Par ANDRÉS TZEIMAN & DANILO ENRICO MARTUSCELLI
Introduction par les organisateurs du livre récemment publié « La crise de la démocratie en Amérique latine »
1.
Au début de la troisième décennie du XXIe siècle, la situation latino-américaine se trouve confrontée aux coordonnées établies par trois phénomènes qui se développent simultanément et de manière juxtaposée. Ces phénomènes servent de cadre général à la crise démocratique que traverse actuellement notre région et qui sera analysée dans les pages de cet ouvrage collectif.
Le premier d’entre eux fait sans aucun doute référence au contexte mondial. Trois décennies après l’émergence d’un monde unipolaire (après la chute du mur de Berlin en 1989), l’ordre international est aujourd’hui confronté à une situation de discontinuité hégémonique. Le leadership unipolaire des États-Unis est en net déclin, un phénomène qui s’est exprimé avec force ces dernières années à travers deux moments politiques.
D’abord, sous le gouvernement de Donald Trump, lorsque, sous le slogan Amérique d'abord et à la suite de la guerre commerciale avec la Chine, l’idéologie de la mondialisation qui prédominait dans l’ordre international depuis les années 1990 (précisément lorsque les États-Unis ont commencé à occuper sans équivoque leur leadership mondial) a été remise en question.
Puis, deuxièmement, en janvier 2021, lorsque la prise du Capitole a exposé aux yeux du monde les incohérences et les faiblesses du système démocratique à l’intérieur même des frontières des États-Unis. De même, ce déclin de l’hégémonie américaine coexiste avec l’avancée de deux puissances, comme la Chine et la Russie, qui n’ont cependant pas encore définitivement consolidé les contours d’un ordre mondial multipolaire et alternatif.

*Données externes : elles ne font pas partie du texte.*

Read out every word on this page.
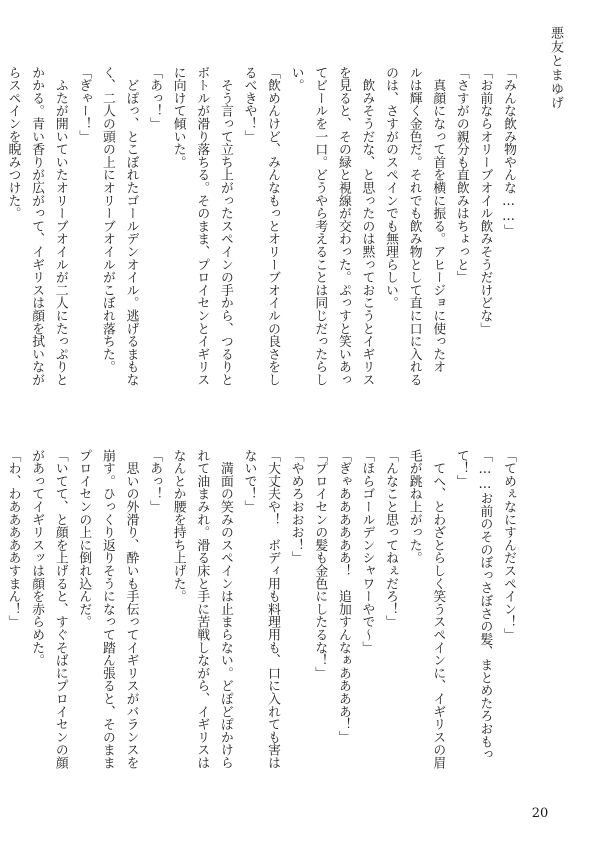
悪友とまゆげ
「みんな飲み物やんな……」
「お前ならオリーブオイル飲みそうだけどな」
「さすがの親分も直飲みはちょっと」
　真顔になって首を横に振る。アヒージョに使ったオ
ルは輝く金色だ。それでも飲み物として直に口に入れる
のは、さすがのスペインでも無理らしい。
　飲みそうだな、と思ったのは黙っておこうとイギリス
を見ると、その緑と視線が交わった。ぷっすと笑いあっ
てビールを一口。どうやら考えることは同じだったらし
い。
「飲めんけど、みんなもっとオリーブオイルの良さをし
るべきや！」
　そう言って立ち上がったスペインの手から、つるりと
ボトルが滑り落ちる。そのまま、プロイセンとイギリス
に向けて傾いた。
「あっ！」
　どぽっ、とこぼれたゴールデンオイル。逃げるまもな
く、二人の頭の上にオリーブオイルがこぼれ落ちた。
「ぎゃー！」
　ふたが開いていたオリーブオイルが二人にたっぷりと
かかる。青い香りが広がって、イギリスは顔を拭いなが
らスペインを睨みつけた。
「てめぇなにすんだスペイン！」
「……お前のそのぼっさぼさの髪、まとめたろおもっ
て！」
　てへ、とわざとらしく笑うスペインに、イギリスの眉
毛が跳ね上がった。
「んなこと思ってねぇだろ！」
「ほらゴールデンシャワーやで～」
「ぎゃああああああ！　追加すんなぁああああ！」
「プロイセンの髪も金色にしたるな！」
「やめろおおお！」
「大丈夫や！　ボディ用も料理用も、口に入れても害は
ないで！」
　満面の笑みのスペインは止まらない。どぽどぽかけら
れて油まみれ。滑る床と手に苦戦しながら、イギリスは
なんとか腰を持ち上げた。
「あっ！」
　思いの外滑り、酔いも手伝ってイギリスがバランスを
崩す。ひっくり返りそうになって踏ん張ると、そのまま
プロイセンの上に倒れ込んだ。
「いてて、と顔を上げると、すぐそばにプロイセンの顔
があってイギリスッは顔を赤らめた。
「わ、わあああああすまん！」
20
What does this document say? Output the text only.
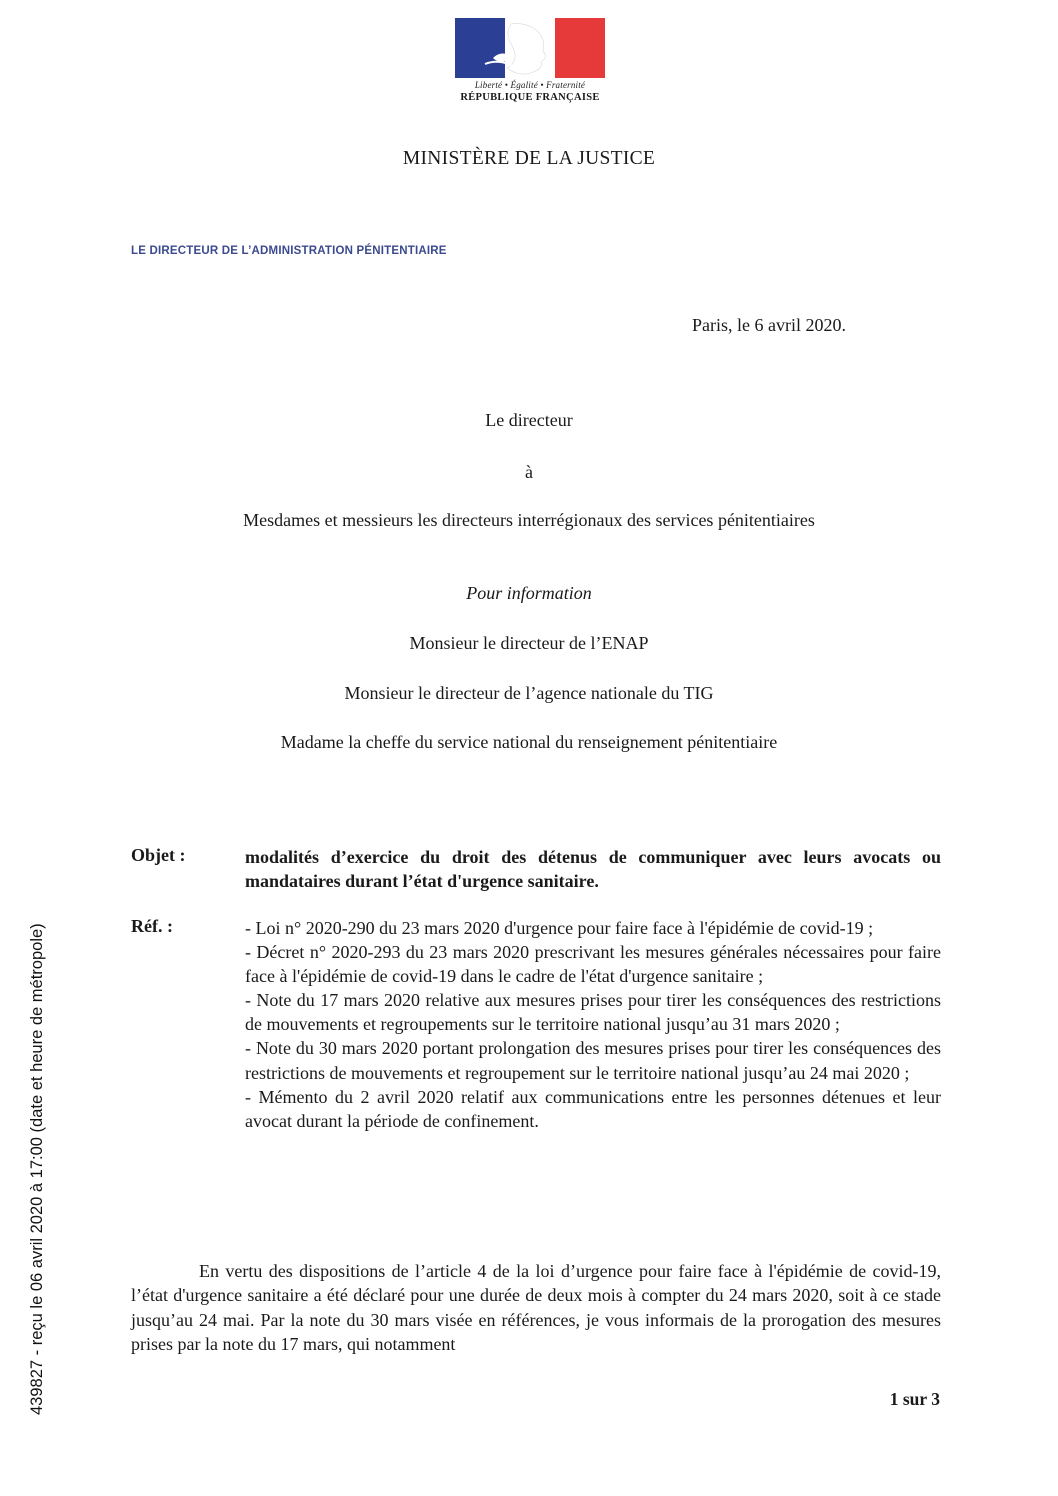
Liberté • Égalité • Fraternité
RÉPUBLIQUE FRANÇAISE
MINISTÈRE DE LA JUSTICE
LE DIRECTEUR DE L’ADMINISTRATION PÉNITENTIAIRE
Paris, le 6 avril 2020.
Le directeur
à
Mesdames et messieurs les directeurs interrégionaux des services pénitentiaires
Pour information
Monsieur le directeur de l’ENAP
Monsieur le directeur de l’agence nationale du TIG
Madame la cheffe du service national du renseignement pénitentiaire
Objet :	modalités d’exercice du droit des détenus de communiquer avec leurs avocats ou mandataires durant l’état d'urgence sanitaire.
Réf. :	- Loi n° 2020-290 du 23 mars 2020 d'urgence pour faire face à l'épidémie de covid-19 ;

- Décret n° 2020-293 du 23 mars 2020 prescrivant les mesures générales nécessaires pour faire face à l'épidémie de covid-19 dans le cadre de l'état d'urgence sanitaire ;

- Note du 17 mars 2020 relative aux mesures prises pour tirer les conséquences des restrictions de mouvements et regroupements sur le territoire national jusqu’au 31 mars 2020 ;

- Note du 30 mars 2020 portant prolongation des mesures prises pour tirer les conséquences des restrictions de mouvements et regroupement sur le territoire national jusqu’au 24 mai 2020 ;

- Mémento du 2 avril 2020 relatif aux communications entre les personnes détenues et leur avocat durant la période de confinement.

En vertu des dispositions de l’article 4 de la loi d’urgence pour faire face à l'épidémie de covid-19, l’état d'urgence sanitaire a été déclaré pour une durée de deux mois à compter du 24 mars 2020, soit à ce stade jusqu’au 24 mai. Par la note du 30 mars visée en références, je vous informais de la prorogation des mesures prises par la note du 17 mars, qui notamment
1 sur 3
439827 - reçu le 06 avril 2020 à 17:00 (date et heure de métropole)
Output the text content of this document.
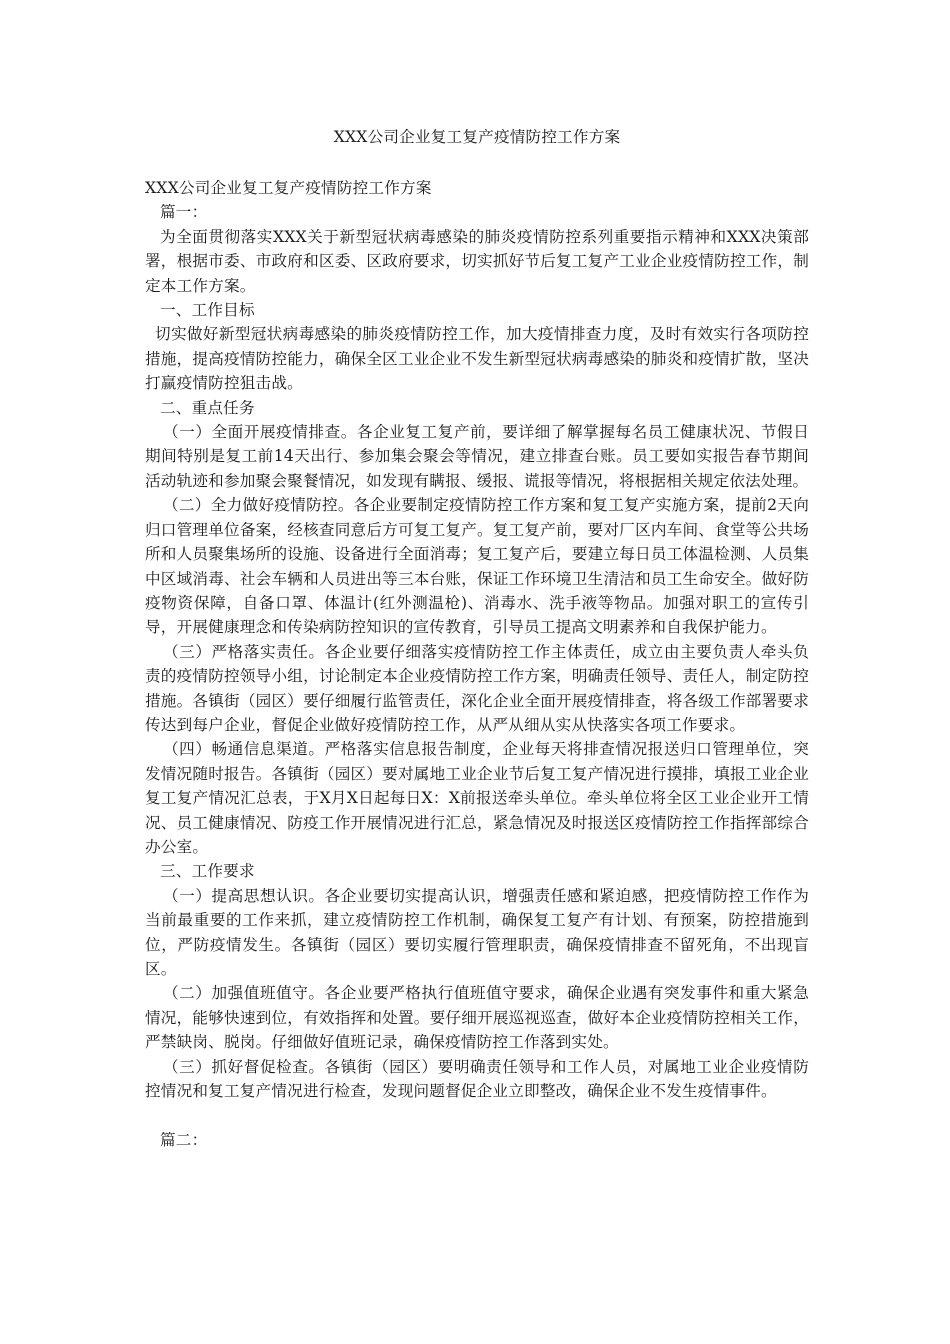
XXX公司企业复工复产疫情防控工作方案

XXX公司企业复工复产疫情防控工作方案

篇一：

为全面贯彻落实XXX关于新型冠状病毒感染的肺炎疫情防控系列重要指示精神和XXX决策部署，根据市委、市政府和区委、区政府要求，切实抓好节后复工复产工业企业疫情防控工作，制定本工作方案。

一、工作目标

切实做好新型冠状病毒感染的肺炎疫情防控工作，加大疫情排查力度，及时有效实行各项防控措施，提高疫情防控能力，确保全区工业企业不发生新型冠状病毒感染的肺炎和疫情扩散，坚决打赢疫情防控狙击战。

二、重点任务

（一）全面开展疫情排查。各企业复工复产前，要详细了解掌握每名员工健康状况、节假日期间特别是复工前14天出行、参加集会聚会等情况，建立排查台账。员工要如实报告春节期间活动轨迹和参加聚会聚餐情况，如发现有瞒报、缓报、谎报等情况，将根据相关规定依法处理。

（二）全力做好疫情防控。各企业要制定疫情防控工作方案和复工复产实施方案，提前2天向归口管理单位备案，经核查同意后方可复工复产。复工复产前，要对厂区内车间、食堂等公共场所和人员聚集场所的设施、设备进行全面消毒；复工复产后，要建立每日员工体温检测、人员集中区域消毒、社会车辆和人员进出等三本台账，保证工作环境卫生清洁和员工生命安全。做好防疫物资保障，自备口罩、体温计(红外测温枪)、消毒水、洗手液等物品。加强对职工的宣传引导，开展健康理念和传染病防控知识的宣传教育，引导员工提高文明素养和自我保护能力。

（三）严格落实责任。各企业要仔细落实疫情防控工作主体责任，成立由主要负责人牵头负责的疫情防控领导小组，讨论制定本企业疫情防控工作方案，明确责任领导、责任人，制定防控措施。各镇街（园区）要仔细履行监管责任，深化企业全面开展疫情排查，将各级工作部署要求传达到每户企业，督促企业做好疫情防控工作，从严从细从实从快落实各项工作要求。

（四）畅通信息渠道。严格落实信息报告制度，企业每天将排查情况报送归口管理单位，突发情况随时报告。各镇街（园区）要对属地工业企业节后复工复产情况进行摸排，填报工业企业复工复产情况汇总表，于X月X日起每日X：X前报送牵头单位。牵头单位将全区工业企业开工情况、员工健康情况、防疫工作开展情况进行汇总，紧急情况及时报送区疫情防控工作指挥部综合办公室。

三、工作要求

（一）提高思想认识。各企业要切实提高认识，增强责任感和紧迫感，把疫情防控工作作为当前最重要的工作来抓，建立疫情防控工作机制，确保复工复产有计划、有预案，防控措施到位，严防疫情发生。各镇街（园区）要切实履行管理职责，确保疫情排查不留死角，不出现盲区。

（二）加强值班值守。各企业要严格执行值班值守要求，确保企业遇有突发事件和重大紧急情况，能够快速到位，有效指挥和处置。要仔细开展巡视巡查，做好本企业疫情防控相关工作，严禁缺岗、脱岗。仔细做好值班记录，确保疫情防控工作落到实处。

（三）抓好督促检查。各镇街（园区）要明确责任领导和工作人员，对属地工业企业疫情防控情况和复工复产情况进行检查，发现问题督促企业立即整改，确保企业不发生疫情事件。

篇二：
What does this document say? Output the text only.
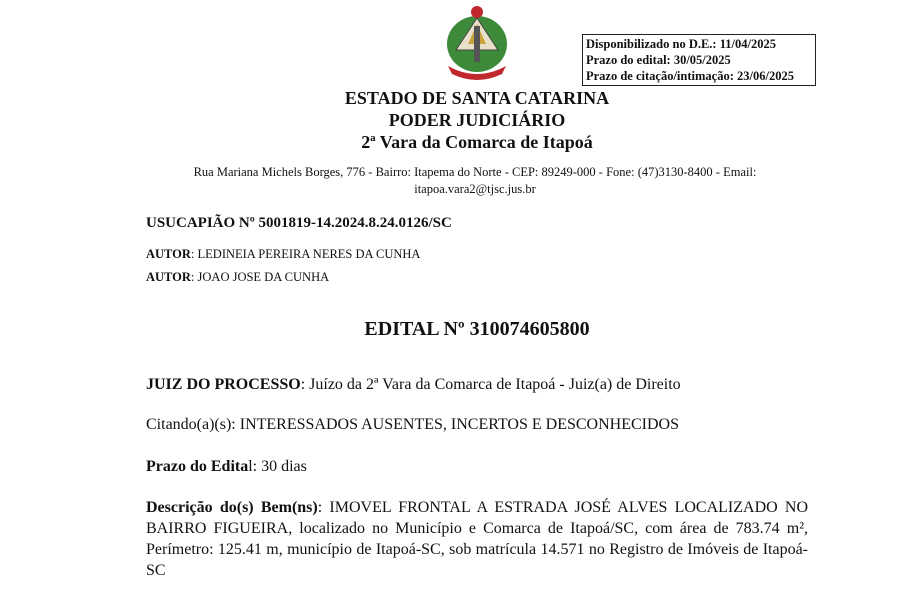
Disponibilizado no D.E.: 11/04/2025
Prazo do edital: 30/05/2025
Prazo de citação/intimação: 23/06/2025
ESTADO DE SANTA CATARINA
PODER JUDICIÁRIO
2ª Vara da Comarca de Itapoá
Rua Mariana Michels Borges, 776 - Bairro: Itapema do Norte - CEP: 89249-000 - Fone: (47)3130-8400 - Email:
itapoa.vara2@tjsc.jus.br
USUCAPIÃO Nº 5001819-14.2024.8.24.0126/SC
AUTOR: LEDINEIA PEREIRA NERES DA CUNHA
AUTOR: JOAO JOSE DA CUNHA
EDITAL Nº 310074605800
JUIZ DO PROCESSO: Juízo da 2ª Vara da Comarca de Itapoá - Juiz(a) de Direito
Citando(a)(s): INTERESSADOS AUSENTES, INCERTOS E DESCONHECIDOS
Prazo do Edital: 30 dias
Descrição do(s) Bem(ns): IMOVEL FRONTAL A ESTRADA JOSÉ ALVES LOCALIZADO NO BAIRRO FIGUEIRA, localizado no Município e Comarca de Itapoá/SC, com área de 783.74 m², Perímetro: 125.41 m, município de Itapoá-SC, sob matrícula 14.571 no Registro de Imóveis de Itapoá-SC
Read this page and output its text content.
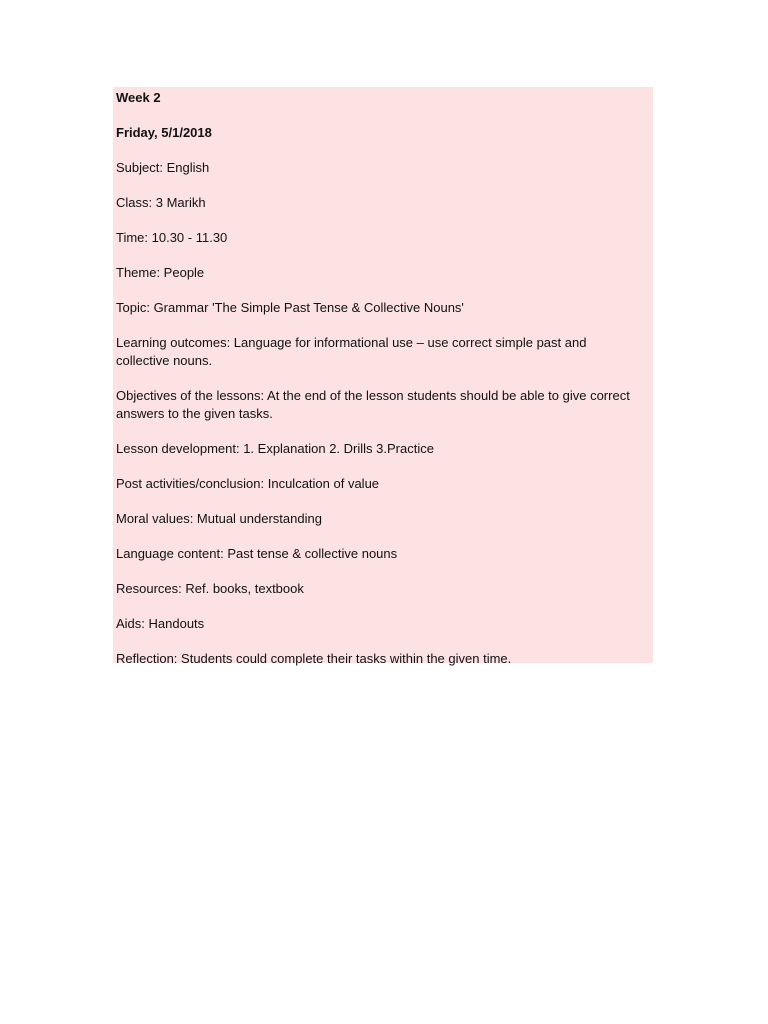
Week 2

Friday, 5/1/2018

Subject: English

Class: 3 Marikh

Time: 10.30 - 11.30

Theme: People

Topic: Grammar 'The Simple Past Tense & Collective Nouns'

Learning outcomes: Language for informational use – use correct simple past and collective nouns.

Objectives of the lessons: At the end of the lesson students should be able to give correct answers to the given tasks.

Lesson development: 1. Explanation 2. Drills 3.Practice

Post activities/conclusion: Inculcation of value

Moral values: Mutual understanding

Language content: Past tense & collective nouns

Resources: Ref. books, textbook

Aids: Handouts

Reflection: Students could complete their tasks within the given time.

La guerre en Ukraine, déclenchée en 2022, constitue un chapitre important de ce processus de transition. Compte tenu de ce panorama, se dessine un scénario que l’ancien vice-président de la Bolivie, Álvaro García Linera, a qualifié de « temps historique liminal ». En d’autres termes, une situation marquée par la suspension du temps historique, dans laquelle les horizons du futur ne sont pas clairs et, par conséquent, l’incertitude sur l’avenir tend à prédominer en tant que mode de vie et d’organisation politique et sociale.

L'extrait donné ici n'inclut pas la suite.